Tuesday, April 5, 2011

oops

Totally meant to update here before two weeks had passed. Fortunately, it's mostly because my counts finally rebounded and I've been actually able to do things like leave the house and go to dinners and a movie and even a Bulls game (hi Cathy!).

Of course, the only reason I've been allowed to enjoy these high counts, chemo free days is because my doctors need to keep me well for surgery. Which is on Wednesday. The primary tumor is now small enough that my surgeon can remove it safely. Which is obviously a good thing, but I'm admittedly less than thrilled about being cut open again.

As I recover from surgery, they'll administer a drug to increase the production of my white blood stem cells and push them out of my bone marrow into the bloodstream. After a few days, I'll be ready for the peripheral stem cell harvest. For about eight hours over the course of one and very possibly two days, my blood will go out one arm, into a machine which separates out my stem cells, and back into my other arm. Fun, right?

After harvest, at which point I will presumably be allowed to leave the hospital, I will continue with the chemo I've been getting. I'm hoping this time I'll be a little more prepared to handle the side effects, but of course, there's a reason I refer to the effects of chemo as "side effect roulette." There's no guarantee one course's side effects will be the same as the next.

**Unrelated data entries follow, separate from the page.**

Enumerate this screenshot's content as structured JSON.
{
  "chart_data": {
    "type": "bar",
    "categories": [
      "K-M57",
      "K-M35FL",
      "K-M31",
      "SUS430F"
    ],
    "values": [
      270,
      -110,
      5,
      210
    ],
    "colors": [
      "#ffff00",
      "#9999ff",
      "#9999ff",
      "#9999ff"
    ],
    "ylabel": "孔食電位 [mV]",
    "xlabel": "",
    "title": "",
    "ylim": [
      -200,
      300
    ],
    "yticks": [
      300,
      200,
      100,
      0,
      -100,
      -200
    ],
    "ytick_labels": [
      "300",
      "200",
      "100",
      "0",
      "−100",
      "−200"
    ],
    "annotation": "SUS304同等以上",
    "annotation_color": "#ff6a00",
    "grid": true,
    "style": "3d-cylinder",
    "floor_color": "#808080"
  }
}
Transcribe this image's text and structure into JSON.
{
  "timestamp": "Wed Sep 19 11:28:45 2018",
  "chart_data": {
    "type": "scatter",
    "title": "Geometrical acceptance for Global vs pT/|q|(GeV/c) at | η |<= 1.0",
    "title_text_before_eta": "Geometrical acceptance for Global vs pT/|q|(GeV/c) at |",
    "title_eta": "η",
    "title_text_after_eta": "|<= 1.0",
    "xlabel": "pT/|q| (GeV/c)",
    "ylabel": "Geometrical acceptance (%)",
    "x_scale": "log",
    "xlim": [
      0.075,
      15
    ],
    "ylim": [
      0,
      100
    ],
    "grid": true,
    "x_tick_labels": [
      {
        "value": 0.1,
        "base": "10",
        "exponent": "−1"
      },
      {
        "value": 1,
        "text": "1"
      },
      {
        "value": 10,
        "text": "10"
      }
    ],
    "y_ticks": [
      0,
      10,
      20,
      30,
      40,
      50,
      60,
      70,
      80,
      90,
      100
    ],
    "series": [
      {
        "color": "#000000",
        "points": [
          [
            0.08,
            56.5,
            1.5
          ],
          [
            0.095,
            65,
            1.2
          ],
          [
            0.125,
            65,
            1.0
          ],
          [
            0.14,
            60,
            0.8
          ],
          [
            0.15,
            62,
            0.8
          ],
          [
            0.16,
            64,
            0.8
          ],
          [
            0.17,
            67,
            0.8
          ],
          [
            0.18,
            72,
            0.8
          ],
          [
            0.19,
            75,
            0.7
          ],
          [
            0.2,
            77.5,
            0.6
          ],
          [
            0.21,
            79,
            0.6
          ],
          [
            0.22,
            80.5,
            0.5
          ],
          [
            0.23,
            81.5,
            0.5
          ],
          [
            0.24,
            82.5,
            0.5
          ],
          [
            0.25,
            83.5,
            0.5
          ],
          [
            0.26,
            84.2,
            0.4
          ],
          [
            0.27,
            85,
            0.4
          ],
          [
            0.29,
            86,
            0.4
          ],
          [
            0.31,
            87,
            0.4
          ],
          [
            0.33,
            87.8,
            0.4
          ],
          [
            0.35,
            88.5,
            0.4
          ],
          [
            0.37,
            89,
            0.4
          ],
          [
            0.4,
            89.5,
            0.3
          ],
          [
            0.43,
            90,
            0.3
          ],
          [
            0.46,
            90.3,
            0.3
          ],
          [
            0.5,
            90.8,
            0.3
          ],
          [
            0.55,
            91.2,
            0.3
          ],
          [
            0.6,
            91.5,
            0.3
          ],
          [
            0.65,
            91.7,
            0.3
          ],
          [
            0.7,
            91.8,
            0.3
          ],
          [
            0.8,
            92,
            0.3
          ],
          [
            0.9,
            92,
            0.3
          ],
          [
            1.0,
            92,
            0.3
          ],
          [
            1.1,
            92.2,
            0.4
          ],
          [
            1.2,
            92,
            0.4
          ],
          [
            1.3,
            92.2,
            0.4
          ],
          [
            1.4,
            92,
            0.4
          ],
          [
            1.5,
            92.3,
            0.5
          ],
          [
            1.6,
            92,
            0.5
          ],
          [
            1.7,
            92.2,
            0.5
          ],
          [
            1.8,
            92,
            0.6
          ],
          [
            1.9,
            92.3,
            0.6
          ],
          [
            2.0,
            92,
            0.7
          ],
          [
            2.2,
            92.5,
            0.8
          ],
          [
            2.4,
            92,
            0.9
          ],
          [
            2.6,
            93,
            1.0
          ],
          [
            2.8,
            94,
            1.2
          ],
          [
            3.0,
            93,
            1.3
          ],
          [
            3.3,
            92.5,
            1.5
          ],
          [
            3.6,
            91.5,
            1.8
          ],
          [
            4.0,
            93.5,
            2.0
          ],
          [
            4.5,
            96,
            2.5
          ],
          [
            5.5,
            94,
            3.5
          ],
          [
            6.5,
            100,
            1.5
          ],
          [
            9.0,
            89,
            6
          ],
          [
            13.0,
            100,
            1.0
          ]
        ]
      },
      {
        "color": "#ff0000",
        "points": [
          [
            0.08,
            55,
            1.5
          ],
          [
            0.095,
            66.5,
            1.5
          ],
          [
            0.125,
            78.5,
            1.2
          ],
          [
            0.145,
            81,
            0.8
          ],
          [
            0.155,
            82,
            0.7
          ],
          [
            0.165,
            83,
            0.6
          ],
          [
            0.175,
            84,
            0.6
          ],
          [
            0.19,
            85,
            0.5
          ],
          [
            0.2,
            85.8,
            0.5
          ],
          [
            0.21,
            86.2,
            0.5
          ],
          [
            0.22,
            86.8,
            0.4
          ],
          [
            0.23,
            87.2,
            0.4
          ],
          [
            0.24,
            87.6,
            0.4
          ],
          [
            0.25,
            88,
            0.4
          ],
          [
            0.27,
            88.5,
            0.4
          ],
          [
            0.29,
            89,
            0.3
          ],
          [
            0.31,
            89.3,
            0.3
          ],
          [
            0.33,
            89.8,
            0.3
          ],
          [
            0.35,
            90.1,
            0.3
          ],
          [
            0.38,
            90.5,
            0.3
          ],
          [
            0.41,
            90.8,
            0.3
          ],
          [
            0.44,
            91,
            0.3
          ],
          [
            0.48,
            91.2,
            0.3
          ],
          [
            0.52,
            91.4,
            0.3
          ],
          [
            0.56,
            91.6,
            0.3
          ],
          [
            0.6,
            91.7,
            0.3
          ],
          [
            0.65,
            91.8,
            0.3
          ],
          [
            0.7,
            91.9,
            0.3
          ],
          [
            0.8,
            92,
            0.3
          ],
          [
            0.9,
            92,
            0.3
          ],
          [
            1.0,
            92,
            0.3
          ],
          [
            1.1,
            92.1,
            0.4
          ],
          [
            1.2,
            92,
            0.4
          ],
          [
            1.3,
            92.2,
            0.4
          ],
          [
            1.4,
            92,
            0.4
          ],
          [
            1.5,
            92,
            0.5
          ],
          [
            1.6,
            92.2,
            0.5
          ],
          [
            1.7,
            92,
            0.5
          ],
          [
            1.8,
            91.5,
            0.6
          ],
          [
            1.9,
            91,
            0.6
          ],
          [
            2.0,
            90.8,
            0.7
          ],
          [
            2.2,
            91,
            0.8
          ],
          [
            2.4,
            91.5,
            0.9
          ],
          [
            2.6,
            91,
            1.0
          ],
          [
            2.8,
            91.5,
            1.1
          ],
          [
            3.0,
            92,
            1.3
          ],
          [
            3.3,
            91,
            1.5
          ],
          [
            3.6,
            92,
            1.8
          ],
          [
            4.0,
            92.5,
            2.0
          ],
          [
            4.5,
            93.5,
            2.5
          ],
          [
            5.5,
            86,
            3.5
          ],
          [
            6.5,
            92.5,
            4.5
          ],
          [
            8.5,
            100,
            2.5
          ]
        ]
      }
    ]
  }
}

Ten times out of ten, when someone asks me how I'm doing, I dodge the question, answering only about my physical welfare. Nine times out of ten, you all let me get away with it, but every once in awhile one of you will push me for a real answer. It happened last night, when someone very close to me asked, and I was struck not by an unwillingness but an inability to answer the question. The first response that occurred to me was "I don't know," and truly, I didn't.

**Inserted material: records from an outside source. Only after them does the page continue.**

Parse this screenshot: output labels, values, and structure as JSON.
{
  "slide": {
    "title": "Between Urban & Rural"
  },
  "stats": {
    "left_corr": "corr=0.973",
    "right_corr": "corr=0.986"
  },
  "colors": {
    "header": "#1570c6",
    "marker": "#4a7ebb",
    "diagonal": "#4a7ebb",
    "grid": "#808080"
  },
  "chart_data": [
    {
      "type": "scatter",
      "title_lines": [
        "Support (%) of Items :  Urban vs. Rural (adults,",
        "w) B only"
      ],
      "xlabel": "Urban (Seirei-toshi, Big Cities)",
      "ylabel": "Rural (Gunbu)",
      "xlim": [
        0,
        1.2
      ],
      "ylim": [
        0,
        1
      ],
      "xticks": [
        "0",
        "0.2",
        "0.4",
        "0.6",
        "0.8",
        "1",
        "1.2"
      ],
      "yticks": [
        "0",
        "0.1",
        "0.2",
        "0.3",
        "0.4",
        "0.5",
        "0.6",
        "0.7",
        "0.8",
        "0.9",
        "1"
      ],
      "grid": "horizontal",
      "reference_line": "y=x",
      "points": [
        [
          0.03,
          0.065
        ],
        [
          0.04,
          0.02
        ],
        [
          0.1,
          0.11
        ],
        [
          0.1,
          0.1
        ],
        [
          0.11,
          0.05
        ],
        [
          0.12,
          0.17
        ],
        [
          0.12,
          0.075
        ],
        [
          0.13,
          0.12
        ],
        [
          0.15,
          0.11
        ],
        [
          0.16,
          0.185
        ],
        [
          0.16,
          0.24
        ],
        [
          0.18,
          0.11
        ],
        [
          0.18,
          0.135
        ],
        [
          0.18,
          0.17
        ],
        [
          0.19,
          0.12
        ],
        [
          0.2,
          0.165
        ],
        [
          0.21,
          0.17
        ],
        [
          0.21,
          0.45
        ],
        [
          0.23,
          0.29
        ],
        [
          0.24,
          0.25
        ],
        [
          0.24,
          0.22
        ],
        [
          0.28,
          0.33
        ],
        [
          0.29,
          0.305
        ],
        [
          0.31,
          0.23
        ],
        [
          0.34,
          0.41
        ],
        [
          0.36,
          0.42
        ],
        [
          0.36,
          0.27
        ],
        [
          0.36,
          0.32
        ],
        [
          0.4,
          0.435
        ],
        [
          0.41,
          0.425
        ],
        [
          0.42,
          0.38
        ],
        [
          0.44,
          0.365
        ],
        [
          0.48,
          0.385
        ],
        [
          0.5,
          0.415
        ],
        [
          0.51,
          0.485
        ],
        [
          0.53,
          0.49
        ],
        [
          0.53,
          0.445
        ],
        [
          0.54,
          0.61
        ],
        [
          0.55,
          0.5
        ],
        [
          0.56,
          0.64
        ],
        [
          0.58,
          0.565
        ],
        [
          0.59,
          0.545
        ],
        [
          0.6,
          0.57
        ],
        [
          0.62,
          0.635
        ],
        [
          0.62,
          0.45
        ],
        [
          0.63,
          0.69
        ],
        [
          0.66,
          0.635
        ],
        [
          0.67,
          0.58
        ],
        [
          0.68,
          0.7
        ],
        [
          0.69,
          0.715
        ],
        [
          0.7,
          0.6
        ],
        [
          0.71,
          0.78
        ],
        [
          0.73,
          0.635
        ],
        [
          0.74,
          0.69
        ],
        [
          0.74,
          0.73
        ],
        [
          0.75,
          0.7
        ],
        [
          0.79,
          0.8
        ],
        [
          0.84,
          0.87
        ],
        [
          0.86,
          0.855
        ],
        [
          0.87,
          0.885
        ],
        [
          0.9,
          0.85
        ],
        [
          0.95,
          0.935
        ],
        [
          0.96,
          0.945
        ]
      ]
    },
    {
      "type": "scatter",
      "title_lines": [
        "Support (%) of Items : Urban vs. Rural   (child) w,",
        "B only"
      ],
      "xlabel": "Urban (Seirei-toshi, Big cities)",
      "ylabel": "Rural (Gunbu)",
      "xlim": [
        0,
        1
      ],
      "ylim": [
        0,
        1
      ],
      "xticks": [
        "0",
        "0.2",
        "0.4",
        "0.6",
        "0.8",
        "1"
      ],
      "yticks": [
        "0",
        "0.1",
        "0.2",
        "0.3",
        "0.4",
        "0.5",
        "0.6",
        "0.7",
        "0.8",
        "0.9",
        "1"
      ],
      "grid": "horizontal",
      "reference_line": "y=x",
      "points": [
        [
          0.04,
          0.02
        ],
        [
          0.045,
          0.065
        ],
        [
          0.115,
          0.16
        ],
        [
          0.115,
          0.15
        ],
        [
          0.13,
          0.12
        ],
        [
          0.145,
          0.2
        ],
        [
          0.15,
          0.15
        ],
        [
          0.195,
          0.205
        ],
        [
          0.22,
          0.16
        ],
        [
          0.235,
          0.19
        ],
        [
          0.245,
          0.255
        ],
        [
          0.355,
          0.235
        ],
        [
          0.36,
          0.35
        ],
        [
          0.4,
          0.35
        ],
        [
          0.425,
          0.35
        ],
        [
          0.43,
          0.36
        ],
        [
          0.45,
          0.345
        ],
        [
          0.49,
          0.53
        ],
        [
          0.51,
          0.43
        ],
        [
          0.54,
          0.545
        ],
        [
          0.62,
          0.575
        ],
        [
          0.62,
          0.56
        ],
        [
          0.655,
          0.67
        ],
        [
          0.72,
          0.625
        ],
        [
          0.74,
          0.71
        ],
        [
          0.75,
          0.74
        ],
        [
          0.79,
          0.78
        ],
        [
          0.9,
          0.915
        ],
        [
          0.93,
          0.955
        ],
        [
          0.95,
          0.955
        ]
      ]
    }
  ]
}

It is easy - perhaps far too easy - for me to compartmentalize any feelings of fear, anger, worry, and sadness so that I never have to think about them. It is both a coping and a defense mechanism, and a way of protecting those I love. While in some ways I need to compartmentalize to function (being a crying mess all the time wouldn't help me much), I worry sometimes that in never letting myself stop and think long enough to truly care that I'm closing myself off too much. I know it's affected my faith life negatively (can't pray very well if you're not willing to be open and reflect every once in awhile). And maybe it's just feeling tired and sick and being sick and fucking tired of how little energy I have, but it often feels like I'm losing my capabilities to feel in the way I used to. And yet still I'm tempted to erase these last two paragraphs and just post the facts: counts up, surgery tomorrow morning, harvest. But I will steel myself and post this anyway because it's a step forward and it's honest and I owe it to myself (and to you all for caring about me) to be honest.